If either company goes public while the ETF application is pending, the product’s risk profile changes fundamentally. A 2x leveraged ETF on a publicly traded stock is a well-understood, previously approved product category. The regulatory path becomes far simpler once real-time pricing exists.
The SEC decision deadline, calculated from the March 26 filing date, falls in early June 2026 under the standard 75-day review window. Extensions could push that into late summer.
REX Shares has not publicly disclosed whether additional private-company ETF filings are planned, but the firm’s existing T-Rex product lineup suggests this is the beginning of a broader push into pre-IPO leveraged exposure.
FAQ
Can retail investors buy these ETFs now?
No. Both products require SEC approval before they can begin trading. The filing is only the first step in the regulatory process. There is no guarantee either fund will launch.
What does “2x long” mean in practice?
A 2x long ETF aims to deliver twice the daily return of its target asset. If SpaceX shares rise 3% in a day, the ETF targets a 6% gain. If they fall 3%, the ETF targets a 6% loss. This leverage resets daily, meaning returns over longer periods can diverge significantly from 2x the cumulative return due to compounding effects.
Is this the first ETF to target SpaceX or Anthropic?
Several boutique asset managers have filed for various private-company ETF products in recent months. However, the T-Rex 2x leveraged structure is among the most aggressive proposals, combining private-company exposure with daily leverage. Existing funds like Destiny Tech100 hold private company stakes but are structured as closed-end funds, not leveraged ETFs.
Is 2x leverage on a private company riskier than 2x on a public stock?
Yes.

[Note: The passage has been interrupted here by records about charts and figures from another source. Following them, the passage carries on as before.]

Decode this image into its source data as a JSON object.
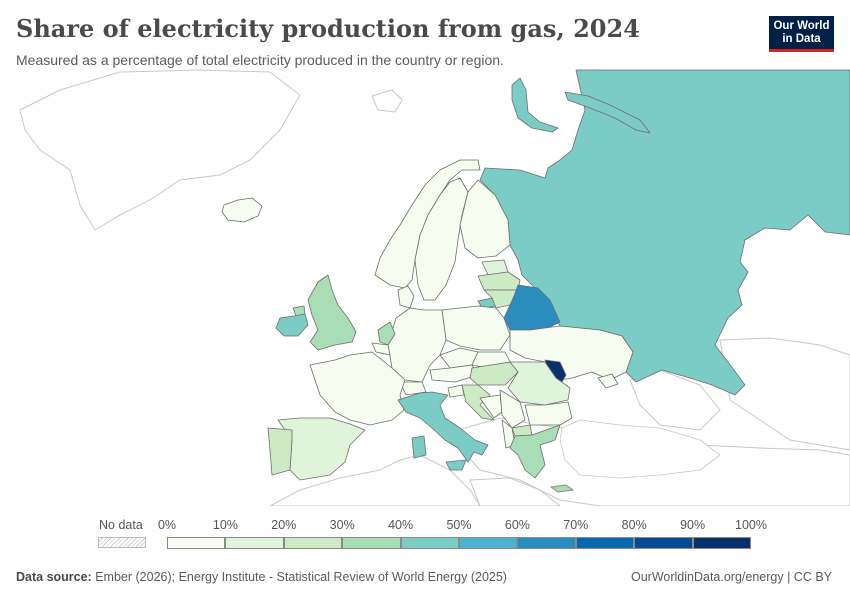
{
  "header": {
    "title": "Share of electricity production from gas, 2024",
    "subtitle": "Measured as a percentage of total electricity produced in the country or region.",
    "logo_line1": "Our World",
    "logo_line2": "in Data"
  },
  "legend": {
    "no_data_label": "No data",
    "ticks": [
      "0%",
      "10%",
      "20%",
      "30%",
      "40%",
      "50%",
      "60%",
      "70%",
      "80%",
      "90%",
      "100%"
    ],
    "colors": [
      "#f7fcf0",
      "#e0f3db",
      "#ccebc5",
      "#a8ddb5",
      "#7bccc4",
      "#4eb3d3",
      "#2b8cbe",
      "#0868ac",
      "#084a91",
      "#08306b"
    ]
  },
  "footer": {
    "source_label": "Data source:",
    "source_text": "Ember (2026); Energy Institute - Statistical Review of World Energy (2025)",
    "url": "OurWorldinData.org/energy | CC BY"
  },
  "map_data": {
    "unit": "%",
    "regions": [
      {
        "name": "Russia",
        "icon": "russia-region",
        "share": 45
      },
      {
        "name": "Belarus",
        "icon": "belarus-region",
        "share": 62
      },
      {
        "name": "Moldova",
        "icon": "moldova-region",
        "share": 90
      },
      {
        "name": "Ireland",
        "icon": "ireland-region",
        "share": 45
      },
      {
        "name": "United Kingdom",
        "icon": "uk-region",
        "share": 32
      },
      {
        "name": "Netherlands",
        "icon": "netherlands-region",
        "share": 35
      },
      {
        "name": "Italy",
        "icon": "italy-region",
        "share": 45
      },
      {
        "name": "Spain",
        "icon": "spain-region",
        "share": 16
      },
      {
        "name": "Portugal",
        "icon": "portugal-region",
        "share": 18
      },
      {
        "name": "Greece",
        "icon": "greece-region",
        "share": 38
      },
      {
        "name": "Hungary",
        "icon": "hungary-region",
        "share": 22
      },
      {
        "name": "Romania",
        "icon": "romania-region",
        "share": 16
      },
      {
        "name": "Croatia",
        "icon": "croatia-region",
        "share": 22
      },
      {
        "name": "Latvia",
        "icon": "latvia-region",
        "share": 25
      },
      {
        "name": "Lithuania",
        "icon": "lithuania-region",
        "share": 20
      },
      {
        "name": "Germany",
        "icon": "germany-region",
        "share": 14
      },
      {
        "name": "Poland",
        "icon": "poland-region",
        "share": 11
      },
      {
        "name": "France",
        "icon": "france-region",
        "share": 3
      },
      {
        "name": "Norway",
        "icon": "norway-region",
        "share": 1
      },
      {
        "name": "Sweden",
        "icon": "sweden-region",
        "share": 1
      },
      {
        "name": "Finland",
        "icon": "finland-region",
        "share": 4
      },
      {
        "name": "Ukraine",
        "icon": "ukraine-region",
        "share": 8
      },
      {
        "name": "Bulgaria",
        "icon": "bulgaria-region",
        "share": 7
      },
      {
        "name": "Iceland",
        "icon": "iceland-region",
        "share": 0
      }
    ]
  }
}
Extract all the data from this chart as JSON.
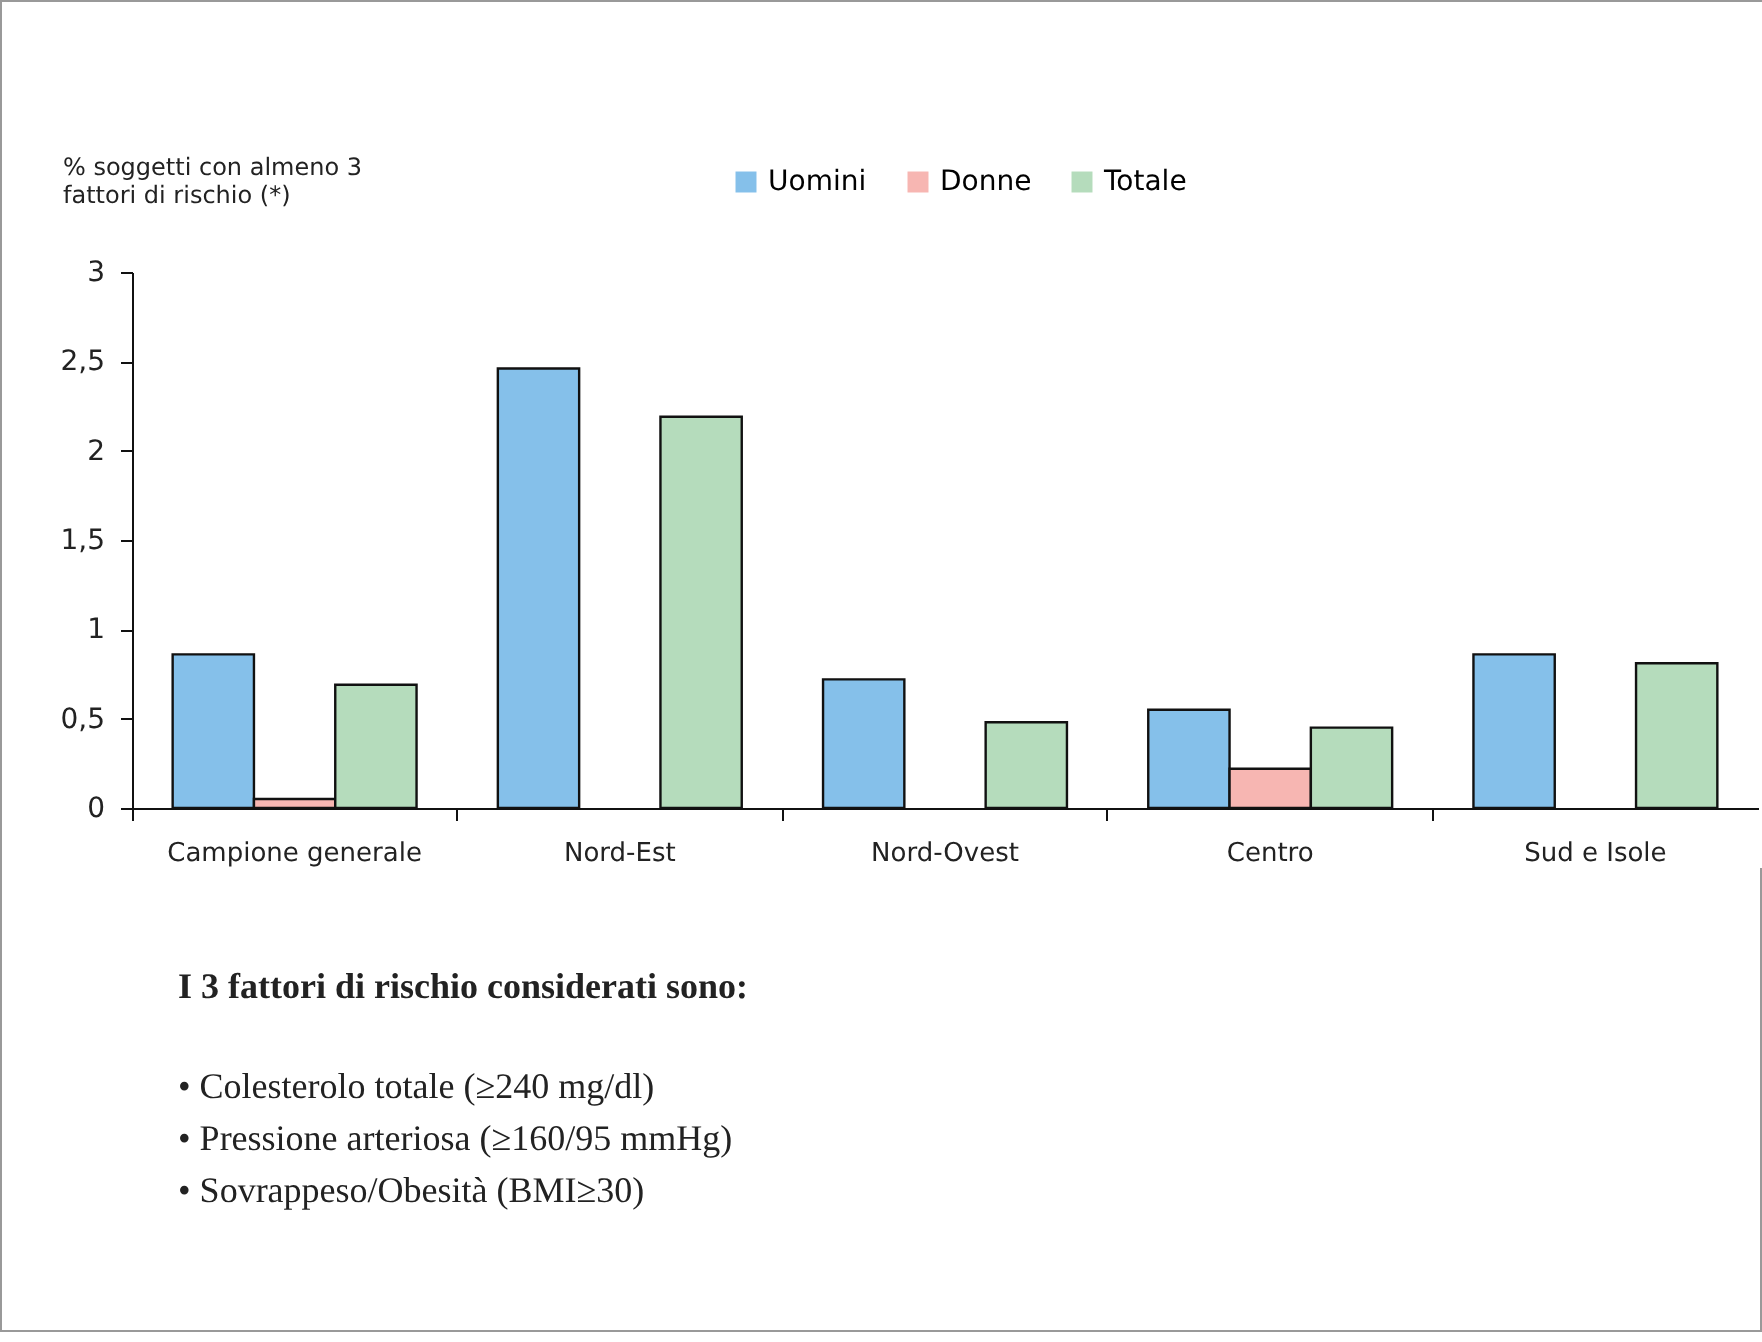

Standard 2x leveraged ETFs on public stocks carry daily compounding decay risk, but the underlying asset has transparent, real-time pricing. A private company lacks a public order book, making the ETF’s daily NAV calculation dependent on models and infrequent secondary market data. This valuation opacity adds a structural risk layer that does not exist in public-equity leveraged products.
Disclaimer: This article is for informational purposes only and does not constitute financial or investment advice. Cryptocurrency and digital asset markets carry significant risk. Always do your own research before making decisions.